There is increasing interaction among communities with multiple languages, thus we need services that can effectively support multilingual communication. The Language Grid is an initiative to build an infrastructure that allows end users to create composite language services for intercultural collaboration. The aim is to support communities to create customized multilingual environments by using language services to overcome local language barriers.
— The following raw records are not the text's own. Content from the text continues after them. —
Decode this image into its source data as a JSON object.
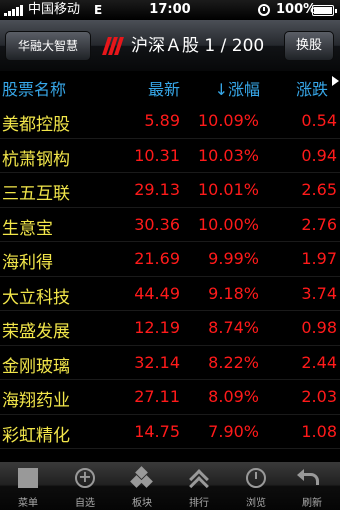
{
  "status_bar": {
    "carrier": "中国移动",
    "network": "E",
    "time": "17:00",
    "battery": "100%"
  },
  "nav": {
    "back_label": "华融大智慧",
    "title": "沪深Ａ股 1 / 200",
    "switch_label": "换股",
    "logo_color": "#e8161a"
  },
  "columns": {
    "name": "股票名称",
    "price": "最新",
    "pct": "↓涨幅",
    "change": "涨跌"
  },
  "stocks": [
    {
      "name": "美都控股",
      "price": "5.89",
      "pct": "10.09%",
      "change": "0.54"
    },
    {
      "name": "杭萧钢构",
      "price": "10.31",
      "pct": "10.03%",
      "change": "0.94"
    },
    {
      "name": "三五互联",
      "price": "29.13",
      "pct": "10.01%",
      "change": "2.65"
    },
    {
      "name": "生意宝",
      "price": "30.36",
      "pct": "10.00%",
      "change": "2.76"
    },
    {
      "name": "海利得",
      "price": "21.69",
      "pct": "9.99%",
      "change": "1.97"
    },
    {
      "name": "大立科技",
      "price": "44.49",
      "pct": "9.18%",
      "change": "3.74"
    },
    {
      "name": "荣盛发展",
      "price": "12.19",
      "pct": "8.74%",
      "change": "0.98"
    },
    {
      "name": "金刚玻璃",
      "price": "32.14",
      "pct": "8.22%",
      "change": "2.44"
    },
    {
      "name": "海翔药业",
      "price": "27.11",
      "pct": "8.09%",
      "change": "2.03"
    },
    {
      "name": "彩虹精化",
      "price": "14.75",
      "pct": "7.90%",
      "change": "1.08"
    }
  ],
  "tabs": [
    {
      "label": "菜单",
      "icon": "menu-icon"
    },
    {
      "label": "自选",
      "icon": "add-circle-icon"
    },
    {
      "label": "板块",
      "icon": "sector-icon"
    },
    {
      "label": "排行",
      "icon": "ranking-icon"
    },
    {
      "label": "浏览",
      "icon": "browse-icon"
    },
    {
      "label": "刷新",
      "icon": "refresh-icon"
    }
  ],
  "colors": {
    "stock_name": "#f2e64a",
    "rising": "#ff1a1a",
    "header": "#37a7e8"
  }
}
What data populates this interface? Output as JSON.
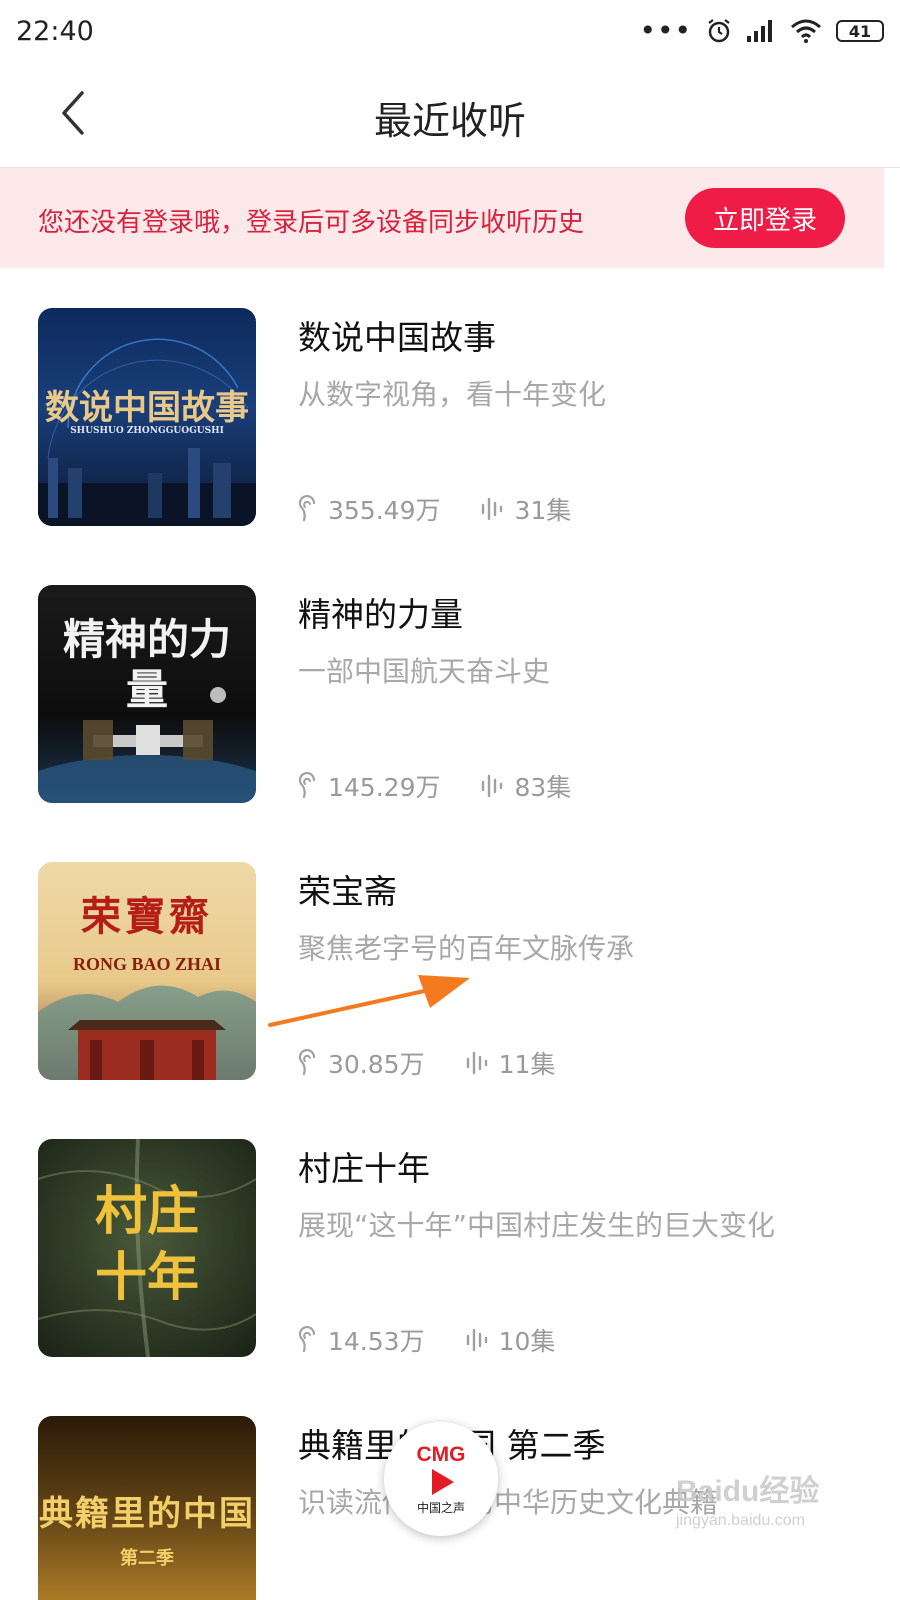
{
  "status_bar": {
    "time": "22:40",
    "more": "•••",
    "battery": "41"
  },
  "header": {
    "title": "最近收听"
  },
  "login_banner": {
    "text": "您还没有登录哦，登录后可多设备同步收听历史",
    "button": "立即登录"
  },
  "items": [
    {
      "name": "数说中国故事",
      "desc": "从数字视角，看十年变化",
      "plays": "355.49万",
      "episodes": "31集",
      "cover": {
        "text": "数说中国故事",
        "sub": "SHUSHUO ZHONGGUOGUSHI"
      }
    },
    {
      "name": "精神的力量",
      "desc": "一部中国航天奋斗史",
      "plays": "145.29万",
      "episodes": "83集",
      "cover": {
        "text": "精神的力量"
      }
    },
    {
      "name": "荣宝斋",
      "desc": "聚焦老字号的百年文脉传承",
      "plays": "30.85万",
      "episodes": "11集",
      "cover": {
        "text": "荣寶齋",
        "sub": "RONG BAO ZHAI"
      }
    },
    {
      "name": "村庄十年",
      "desc": "展现“这十年”中国村庄发生的巨大变化",
      "plays": "14.53万",
      "episodes": "10集",
      "cover": {
        "text": "村庄十年"
      }
    },
    {
      "name": "典籍里的中国 第二季",
      "desc": "识读流传千年的中华历史文化典籍",
      "cover": {
        "text": "典籍里的中国",
        "sub": "第二季"
      }
    }
  ],
  "player": {
    "logo": "CMG",
    "label": "中国之声"
  },
  "watermark": {
    "main": "Baidu经验",
    "sub": "jingyan.baidu.com"
  },
  "colors": {
    "accent": "#ef1c47",
    "banner_bg": "#fde8ea",
    "banner_text": "#d8233f",
    "arrow": "#f47a20"
  }
}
The stakeholders of the Language Grid are the language resource providers, the language service users, and the language grid operators who coordinate the former. This book includes 18 chapters in six parts that summarize various research results and associated development activities on the Language Grid. The chapters in Part I describe the framework of the Language Grid, i.e., service-oriented collective intelligence, used to bridge providers, users and operators. Two kinds of software are introduced, the service grid server software and the Language Grid Toolbox, and code for both is available via open source licenses. Part II describes technologies for service workflows that compose atomic language services. Part III reports on research work and activities relating to sharing and using language services. Part IV describes various applications of language services as applicable to intercultural collaboration. Part V contains reports on applying the Language Grid for translation activities, including localization of industrial documents and Wikipedia articles. Finally, Part VI illustrates how the Language Grid can be connected to other service grids, such as DFKI's Heart of Gold and smart classroom services in Tsinghua University in Beijing. The book will be valuable for researchers in artificial intelligence, natural language processing, services computing and human--computer interaction, particularly those who are interested in bridging technologies and user communities.